The lyrics to this song were written by Carl Sigman, an accomplished songwriter whose hits included "
It's All In The Game" and "
Pennsylvania 6-5000." In
The Carl Sigman Songbook, Sigman's son Michael tells the story:
"Early in 1953, British orchestra leader Frank Chacksfield topped the charts with an instrumental arrangement of 'Ebb Tide,' a gorgeous, dramatic melody by the composer/classical harpist Robert Maxwell. Singers were clamoring to record it. The problem was that no lyric existed. Carl got an urgent call from the song's publisher, Jack Robbins, giving him the assignment to write 'Ebb Tide,' with the proviso that he must write the lyric within a few days. Maxwell had titled the song as he did because the music he wrote evoked what Carl described in an interview as 'the flowing quality of water, and particularly the rhythmic and building quality of the tides.' That was all well and good, but how do you write a lyric about ebb tide? As Carl told me when I was in my early twenties and helping him write a chapter for a book on songwriting, 'This assignment brought together all the difficulties which confront lyric writers, and all at one time.
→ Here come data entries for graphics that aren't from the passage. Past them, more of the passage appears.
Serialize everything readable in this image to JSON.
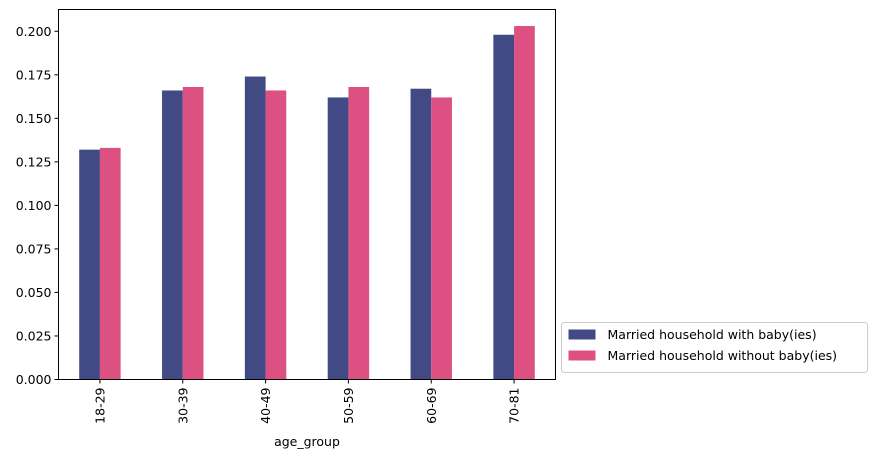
{
  "chart_data": {
    "type": "bar",
    "title": "",
    "xlabel": "age_group",
    "ylabel": "",
    "categories": [
      "18-29",
      "30-39",
      "40-49",
      "50-59",
      "60-69",
      "70-81"
    ],
    "series": [
      {
        "name": "Married household with baby(ies)",
        "color": "#414a84",
        "values": [
          0.132,
          0.166,
          0.174,
          0.162,
          0.167,
          0.198
        ]
      },
      {
        "name": "Married household without baby(ies)",
        "color": "#dc5082",
        "values": [
          0.133,
          0.168,
          0.166,
          0.168,
          0.162,
          0.203
        ]
      }
    ],
    "ylim": [
      0,
      0.2125
    ],
    "yticks": [
      0.0,
      0.025,
      0.05,
      0.075,
      0.1,
      0.125,
      0.15,
      0.175,
      0.2
    ],
    "ytick_labels": [
      "0.000",
      "0.025",
      "0.050",
      "0.075",
      "0.100",
      "0.125",
      "0.150",
      "0.175",
      "0.200"
    ],
    "grid": false,
    "legend_position": "lower-right-outside"
  }
}
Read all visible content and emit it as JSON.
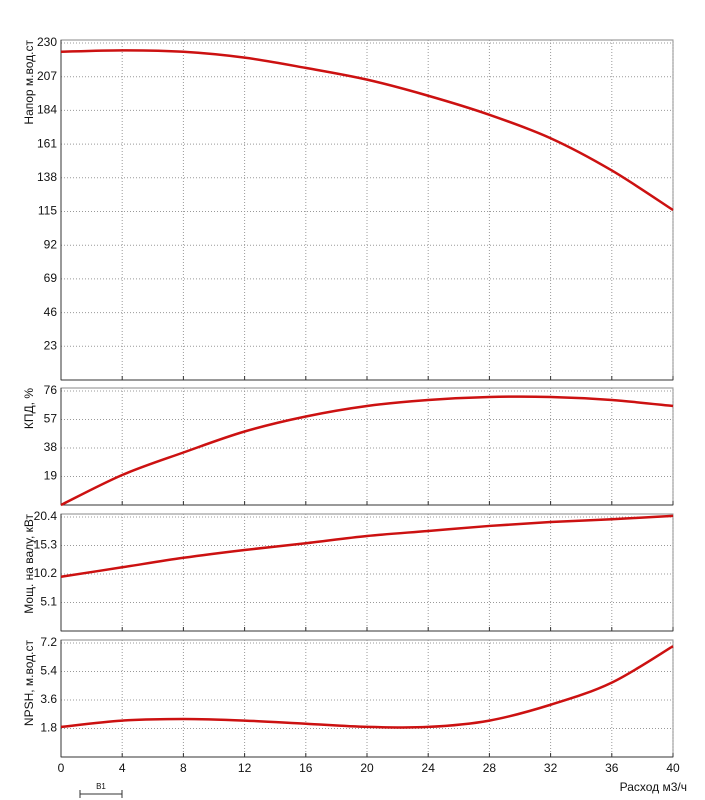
{
  "chart_data": [
    {
      "type": "line",
      "ylabel": "Напор м.вод.ст",
      "x": [
        0,
        4,
        8,
        12,
        16,
        20,
        24,
        28,
        32,
        36,
        40
      ],
      "xlim": [
        0,
        40
      ],
      "ylim": [
        0,
        230
      ],
      "yticks": [
        23,
        46,
        69,
        92,
        115,
        138,
        161,
        184,
        207,
        230
      ],
      "grid": true,
      "series": [
        {
          "color": "#cc1111",
          "values": [
            224,
            225,
            224,
            220,
            213,
            205,
            194,
            181,
            165,
            143,
            116
          ]
        }
      ]
    },
    {
      "type": "line",
      "ylabel": "КПД, %",
      "x": [
        0,
        4,
        8,
        12,
        16,
        20,
        24,
        28,
        32,
        36,
        40
      ],
      "xlim": [
        0,
        40
      ],
      "ylim": [
        0,
        76
      ],
      "yticks": [
        19,
        38,
        57,
        76
      ],
      "grid": true,
      "series": [
        {
          "color": "#cc1111",
          "values": [
            0,
            20,
            35,
            49,
            59,
            66,
            70,
            72,
            72,
            70,
            66
          ]
        }
      ]
    },
    {
      "type": "line",
      "ylabel": "Мощ. на валу, кВт",
      "x": [
        0,
        4,
        8,
        12,
        16,
        20,
        24,
        28,
        32,
        36,
        40
      ],
      "xlim": [
        0,
        40
      ],
      "ylim": [
        0,
        20.4
      ],
      "yticks": [
        5.1,
        10.2,
        15.3,
        20.4
      ],
      "grid": true,
      "series": [
        {
          "color": "#cc1111",
          "values": [
            9.7,
            11.4,
            13.1,
            14.5,
            15.7,
            17.0,
            17.9,
            18.8,
            19.5,
            20.0,
            20.6
          ]
        }
      ]
    },
    {
      "type": "line",
      "ylabel": "NPSH, м.вод.ст",
      "xlabel": "Расход м3/ч",
      "x": [
        0,
        4,
        8,
        12,
        16,
        20,
        24,
        28,
        32,
        36,
        40
      ],
      "xlim": [
        0,
        40
      ],
      "ylim": [
        0,
        7.2
      ],
      "yticks": [
        1.8,
        3.6,
        5.4,
        7.2
      ],
      "xticks": [
        0,
        4,
        8,
        12,
        16,
        20,
        24,
        28,
        32,
        36,
        40
      ],
      "grid": true,
      "series": [
        {
          "color": "#cc1111",
          "values": [
            1.9,
            2.3,
            2.4,
            2.3,
            2.1,
            1.9,
            1.9,
            2.3,
            3.3,
            4.7,
            7.0
          ]
        }
      ]
    }
  ],
  "scale_label": "B1"
}
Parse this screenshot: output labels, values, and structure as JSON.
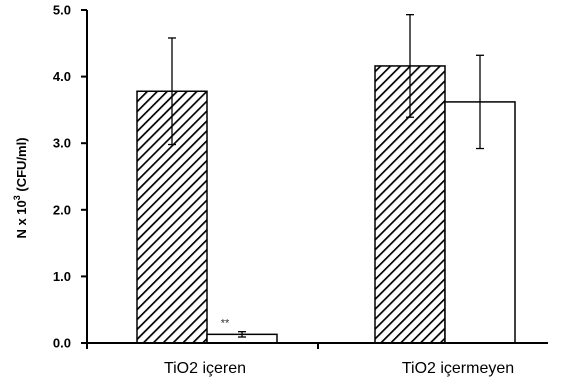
{
  "chart_data": {
    "type": "bar",
    "categories": [
      "TiO2 içeren",
      "TiO2 içermeyen"
    ],
    "series": [
      {
        "fill": "hatched",
        "values": [
          3.78,
          4.16
        ],
        "errors": [
          0.8,
          0.77
        ]
      },
      {
        "fill": "white",
        "values": [
          0.13,
          3.62
        ],
        "errors": [
          0.04,
          0.7
        ]
      }
    ],
    "ylabel": {
      "prefix": "N x 10",
      "exponent": "3",
      "unit": " (CFU/ml)"
    },
    "ylim": [
      0,
      5
    ],
    "yticks": [
      "0.0",
      "1.0",
      "2.0",
      "3.0",
      "4.0",
      "5.0"
    ],
    "annotations": [
      {
        "text": "**",
        "category": 0,
        "series": 1
      }
    ],
    "grid": false,
    "legend": "none",
    "colors": {
      "hatch_line": "#000000",
      "bar_stroke": "#000000",
      "bar_white_fill": "#ffffff"
    }
  }
}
Usually when we get melodies to write lyrics to, the tunes either have no titles at all or titles, which somehow fit naturally into the tune, with respect to accents and meter. 'But 'Ebb Tide'? I knew from the start that those words would never fit into that tune, and in addition I had no idea what kind of meaningful lyric I would write that would even remotely connect itself to the title.'
Carl spent the next four fitful days writing and discarding lyric ideas, all the while staving off the incessant calls of the publisher demanding results. Finally, my father put the song aside. 'I decided to just take a rest, go to a movie and start thinking about it again the next day.' When he opened the paper to check the day's listings, his eye was immediately captured by an ad for
From Here To Eternity, the film that jump-started Frank Sinatra's flagging career. The image in the ad was not of the Chairman of the Board, however, but of the famous scene in which Burt Lancaster and Deborah Kerr are locked in an embrace on the beach as the tide washes over them. Carl never made it to the theater, but he had finally found the key to 'Ebb Tide.' 'It seemed so natural and simple that I couldn't understand why I hadn't thought of it before.' The lyrics suddenly poured out 'with scarcely a moment of reflection.' The lyric for this melody couldn't be dictated by typical songwriting conventions; there would be no chorus, nor would there be any mention of the title. Rather, the lyric would embody an association of ideas spurred by the image of lovers in the tide. 'If listened in the right frame of mind,' Carl told me, 'the melody rises and falls in a way which uncannily resembles an orgasm, with one of the most stirring climaxes I've ever heard followed by a beautifully relaxed, restful and contented ending. At the same time, this rising and falling is a perfect symbolization of the movements of the tide. Now the connection begins to come into focus: two lovers meet on a beach, their expectations rise together as the tide is rising, they love, and they are at peace together as the tide ebbs. And the beach and tides (helped by their association with the moon) are as romantic as any setting could hope to be. The whole wedding of the tune to the lyric (or, I should say, of lyric to the tune) is the most natural, the best and the easiest (once the idea was there) I've ever written.' And all this gets expressed in fewer than 100 words."